Zo gebruikt de leraar denk- en doevragen, observaties, quizvragen en interactiemomenten om te achterhalen waar leerlingen staan in hun STEM-vaardigheid (bijv. hun redenering tijdens voorspellen of analyseren). Door leerlingen hun denken te laten verwoorden, wordt hun leerproces expliciet gemaakt. Op basis van de verzamelde informatie kan de leraar gerichte feedback geven over de inhoud, de gekozen aanpak, het onderzoeks- en ontwerpproces… . De verzamelde informatie helpt de leraar ook beslissen welke ondersteuning leerlingen nodig hebben: extra denkvragen, differentiatie, verdieping of herhaling. De ondersteuning van de STEM-vaardigheden zit dus enerzijds vervat in de EDUbox zelf, maar ligt ook voor een groot deel in handen van de leraar.
(3) Ten slotte werd ook onderzocht hoe de leraren dit begeleidingsproces ervaren. Het doel van de educatieve technologie in dit project was om de leraar te ondersteunen in de complexiteit en veelheid van de didactische aanpakken (didactiek van onderzoekend leren en formatief handelen). Uit het onderzoek concluderen we dat de EDUbox enerzijds als middel werkt door inhoudelijk en geïntegreerd werken mogelijk te maken waarbij de EDUbox ook motiverend, gebruiksvriendelijk en ontlastend wordt ervaren. Doordat de leraren van bepaalde zaken ontlast worden, betekent dit dat er ruimte vrijkomt voor andere zaken. Dit ontlasten en vrijkomen van ruimte wijst op de bemiddelende werking van de EDUbox waardoor leraren andere zaken doen. Uit het onderzoek konden er vier rollen van de leraar geïdentificeerd worden die bemiddeld worden door het gebruik van educatieve technologie: instructeur, klasmanager, evaluator en begeleider. Zo zal de leraar een belangrijke rol spelen om doelen en (begrip van de) opdrachten te herhalen, blijven klassikale besprekingen noodzakelijk, wordt er ruimte gemaakt voor de leraar om te observeren, bij te sturen, te differentiëren, verdiepende denk-en doevragen te stellen en overzicht te behouden. Als leraar is het ook belangrijk om een kritische blik te stimuleren bij de leerlingen. Ten slotte verdiep je als leraar de inhoud van de EDUbox door linken te leggen met opgedane kennis en vaardigheden en met de leefwereld van de leerlingen.
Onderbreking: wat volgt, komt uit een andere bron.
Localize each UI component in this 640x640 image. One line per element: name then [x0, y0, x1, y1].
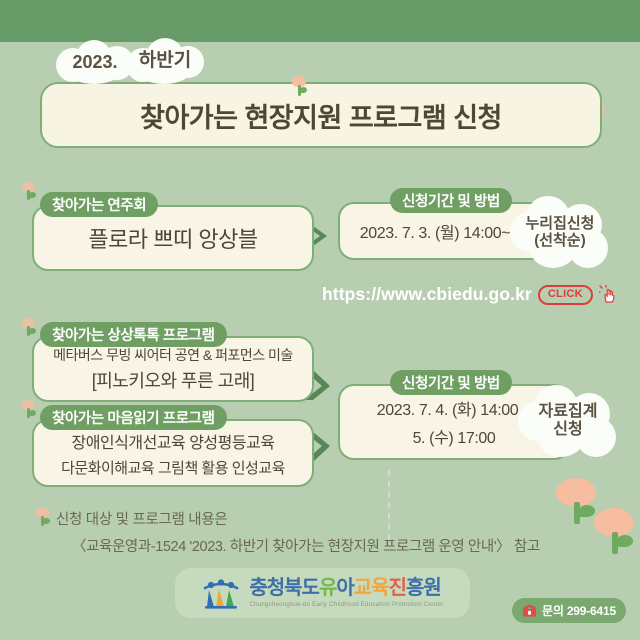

Bovenstaande resultaten tonen hoe de kaders van onderzoekend leren en formatief handelen concreet kunnen worden vertaald in een digitaal lespakket voor leraren. Het onderzoek geeft enkele interessante inzichten mee. Toch kunnen we ook kritisch naar dit onderzoek kijken. De resultaten zijn gebaseerd op acht leraren waardoor de externe validiteit beperkt is. De uitspraken zijn vooral geldig voor de deelgenomen leraren en een ruimere steekproef is nodig om conclusies te maken voor een grotere groep leraren. Daarnaast zijn de gevonden resultaten van toepassing op de uitrol van een specifieke tool, namelijk de EDUbox Energie voor het lager onderwijs. Er kunnen dus geen uitspraken gedaan worden over het gebruik van andere digitale middelen of van andere EDUboxen. Ten slotte merken we ook op dat het correct inzetten en begeleiden van de EDUbox inzicht en voorbereiding vraagt van de leraar. In dit onderzoeksproject werden de leraren hierin ondersteund door de onderzoekers. Het zou interessant zijn om verder te onderzoeken hoe de EDUbox wordt ervaren en begeleid door leraren die dit zelfstandig doornemen.